The Apple iPad Pro Reviewby Ryan Smith, Joshua Ho & Brandon Chester on January 22, 2016 8:10 AM EST
System Performance Cont'd
Continuing on with our more game-like benchmarks, tests like 3DMark and GFXBench are supposed to replicate gaming workloads to help determine relative performance in most common 3D games. In the case of the iPad Pro, the GPU is a 12 cluster variant of the PowerVR Series7XT GPU architecture. This is double the number of clusters relative to the A9’s GPU, which should prove to be quite impressive judging by the GPU performance that we saw in the iPhone 6s.
The iPad Pro manages to maintain superiority in 3DMark, but we're really starting to see the limitations of this test. The physics test generates non-sequential data structures with memory dependencies, which can penalize devices with lower core count and clock speed, but the workload is able to be spread across multiple cores to exploit TLP, which benefits devices with more real cores, or virtual ones (hyperthreading). We also see that the graphics test isn't really scaling well at this point as it's just too light to take advantage of the full potential of the A9X GPU. This likely also explains why the iPad Pro isn't closer to the Surface Pro 4 in performance on this benchmark, given what we know about A9X's GPU.
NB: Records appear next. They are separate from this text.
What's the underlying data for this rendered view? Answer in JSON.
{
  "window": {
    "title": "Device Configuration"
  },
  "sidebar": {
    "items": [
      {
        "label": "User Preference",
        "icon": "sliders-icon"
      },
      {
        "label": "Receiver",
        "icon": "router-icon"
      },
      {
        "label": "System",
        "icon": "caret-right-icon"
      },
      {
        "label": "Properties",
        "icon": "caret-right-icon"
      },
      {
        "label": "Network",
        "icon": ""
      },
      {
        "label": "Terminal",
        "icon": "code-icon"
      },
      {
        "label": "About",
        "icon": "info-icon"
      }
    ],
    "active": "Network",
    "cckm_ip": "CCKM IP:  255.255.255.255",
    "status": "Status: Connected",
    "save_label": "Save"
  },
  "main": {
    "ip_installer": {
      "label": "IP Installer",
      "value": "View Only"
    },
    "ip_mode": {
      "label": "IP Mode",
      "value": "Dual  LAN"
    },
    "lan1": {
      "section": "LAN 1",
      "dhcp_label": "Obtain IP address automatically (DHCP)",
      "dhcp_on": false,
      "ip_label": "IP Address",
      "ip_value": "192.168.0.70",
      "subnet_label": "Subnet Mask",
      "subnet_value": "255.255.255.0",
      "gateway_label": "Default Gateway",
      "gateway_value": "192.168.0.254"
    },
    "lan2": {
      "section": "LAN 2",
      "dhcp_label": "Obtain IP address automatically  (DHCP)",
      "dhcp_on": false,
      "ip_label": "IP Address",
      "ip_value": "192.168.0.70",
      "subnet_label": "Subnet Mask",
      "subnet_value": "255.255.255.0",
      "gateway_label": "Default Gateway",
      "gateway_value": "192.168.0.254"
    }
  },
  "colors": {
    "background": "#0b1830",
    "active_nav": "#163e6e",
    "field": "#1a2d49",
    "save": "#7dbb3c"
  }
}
In GFXBench we can see the major benefits that really come with the larger GPU. It's pretty obvious here that clock speeds are basically identical when comparing the A9 GPU and A9X GPU as the scaling is almost perfectly double. In this benchmark the iPad Pro quite handily beats the Surface Pro 4, but it's important to keep in mind that the Surface Pro 4 is running a higher level of precision and that the iPad Pro is running OpenGL ES rather than OpenGL in this test, so it isn't strictly apples-to-apples (nor is such a thing truly possible at this time). Overall though the GPU of the iPad Pro is incredibly impressive, and I doubt that anyone will really have issues with gaming performance on this device.
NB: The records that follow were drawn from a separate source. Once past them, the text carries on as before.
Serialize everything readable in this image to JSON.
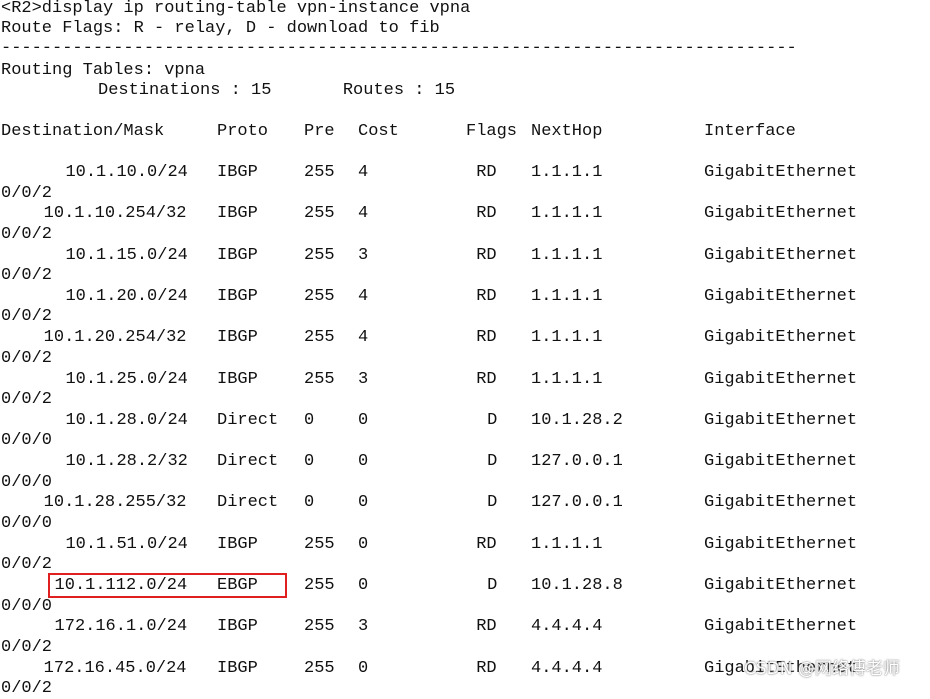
{
  "terminal": {
    "command": "<R2>display ip routing-table vpn-instance vpna",
    "flags_legend": "Route Flags: R - relay, D - download to fib",
    "separator": "------------------------------------------------------------------------------",
    "tables_title": "Routing Tables: vpna",
    "summary": "Destinations : 15       Routes : 15",
    "headers": {
      "dest": "Destination/Mask",
      "proto": "Proto",
      "pre": "Pre",
      "cost": "Cost",
      "flags": "Flags",
      "nexthop": "NextHop",
      "iface": "Interface"
    },
    "routes": [
      {
        "dest": "10.1.10.0/24",
        "proto": "IBGP",
        "pre": "255",
        "cost": "4",
        "flags": "RD",
        "nexthop": "1.1.1.1",
        "iface": "GigabitEthernet",
        "cont": "0/0/2"
      },
      {
        "dest": "10.1.10.254/32",
        "proto": "IBGP",
        "pre": "255",
        "cost": "4",
        "flags": "RD",
        "nexthop": "1.1.1.1",
        "iface": "GigabitEthernet",
        "cont": "0/0/2"
      },
      {
        "dest": "10.1.15.0/24",
        "proto": "IBGP",
        "pre": "255",
        "cost": "3",
        "flags": "RD",
        "nexthop": "1.1.1.1",
        "iface": "GigabitEthernet",
        "cont": "0/0/2"
      },
      {
        "dest": "10.1.20.0/24",
        "proto": "IBGP",
        "pre": "255",
        "cost": "4",
        "flags": "RD",
        "nexthop": "1.1.1.1",
        "iface": "GigabitEthernet",
        "cont": "0/0/2"
      },
      {
        "dest": "10.1.20.254/32",
        "proto": "IBGP",
        "pre": "255",
        "cost": "4",
        "flags": "RD",
        "nexthop": "1.1.1.1",
        "iface": "GigabitEthernet",
        "cont": "0/0/2"
      },
      {
        "dest": "10.1.25.0/24",
        "proto": "IBGP",
        "pre": "255",
        "cost": "3",
        "flags": "RD",
        "nexthop": "1.1.1.1",
        "iface": "GigabitEthernet",
        "cont": "0/0/2"
      },
      {
        "dest": "10.1.28.0/24",
        "proto": "Direct",
        "pre": "0",
        "cost": "0",
        "flags": "D",
        "nexthop": "10.1.28.2",
        "iface": "GigabitEthernet",
        "cont": "0/0/0"
      },
      {
        "dest": "10.1.28.2/32",
        "proto": "Direct",
        "pre": "0",
        "cost": "0",
        "flags": "D",
        "nexthop": "127.0.0.1",
        "iface": "GigabitEthernet",
        "cont": "0/0/0"
      },
      {
        "dest": "10.1.28.255/32",
        "proto": "Direct",
        "pre": "0",
        "cost": "0",
        "flags": "D",
        "nexthop": "127.0.0.1",
        "iface": "GigabitEthernet",
        "cont": "0/0/0"
      },
      {
        "dest": "10.1.51.0/24",
        "proto": "IBGP",
        "pre": "255",
        "cost": "0",
        "flags": "RD",
        "nexthop": "1.1.1.1",
        "iface": "GigabitEthernet",
        "cont": "0/0/2"
      },
      {
        "dest": "10.1.112.0/24",
        "proto": "EBGP",
        "pre": "255",
        "cost": "0",
        "flags": "D",
        "nexthop": "10.1.28.8",
        "iface": "GigabitEthernet",
        "cont": "0/0/0"
      },
      {
        "dest": "172.16.1.0/24",
        "proto": "IBGP",
        "pre": "255",
        "cost": "3",
        "flags": "RD",
        "nexthop": "4.4.4.4",
        "iface": "GigabitEthernet",
        "cont": "0/0/2"
      },
      {
        "dest": "172.16.45.0/24",
        "proto": "IBGP",
        "pre": "255",
        "cost": "0",
        "flags": "RD",
        "nexthop": "4.4.4.4",
        "iface": "GigabitEthernet",
        "cont": "0/0/2"
      }
    ],
    "highlighted_route_index": 10,
    "highlight_color": "#e02020"
  },
  "watermark": "CSDN @网络傅老师"
}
At this point it’s pretty well understood that storage performance can often be a gating factor in performance. Although caching is an amazingly effective method of hiding memory latency, for the first hit it’s mandatory to miss the cache unless you’ve managed to prefetch the data in question. The other issue where storage performance becomes obvious are cases where it’s necessary to commit data to storage first. Some cases where this is going to be obvious is app installation or iCloud restores, especially when network performance is at the point where installation can actually be gated by writing to disk rather than downloading from the network.
In the case of the iPad Pro, Apple claims that they’ve implemented a storage controller comparable to some desktop SSDs. It turns out that this controller is a familiar one, as the storage controller identifies itself as the APPLE SSD AP0128K in the case of this review unit. It turns out that everything about this SSD is identical to what we saw in the iPhone 6s as well, down the use of Hynix for at least one of the NAND vendors and the hybrid SLC/TLC architecture discussed in previous articles. In order to test how this storage solution performs we once again use Eric Patno’s StorageBench, which provides a rough analogue to AndroBench 3.6.
It turns out that in this test, performance is basically identical to the iPhone 6s. This isn’t quite the equal of something like the Surface Pro 4’s PM951 SSD, which has the advantage of more NAND dies working in parallel, but given that the iPad Pro PCB size isn’t going to be anywhere near that of the Surface Pro 4 it’s likely that this is a concession to gain better battery life. I definitely wonder what performance would be like relative to a Surface Pro 4 if the iPad Pro had a 512GB SKU, but given that the iPad Pro tops out at 128GB this isn’t really a question with a relevant answer.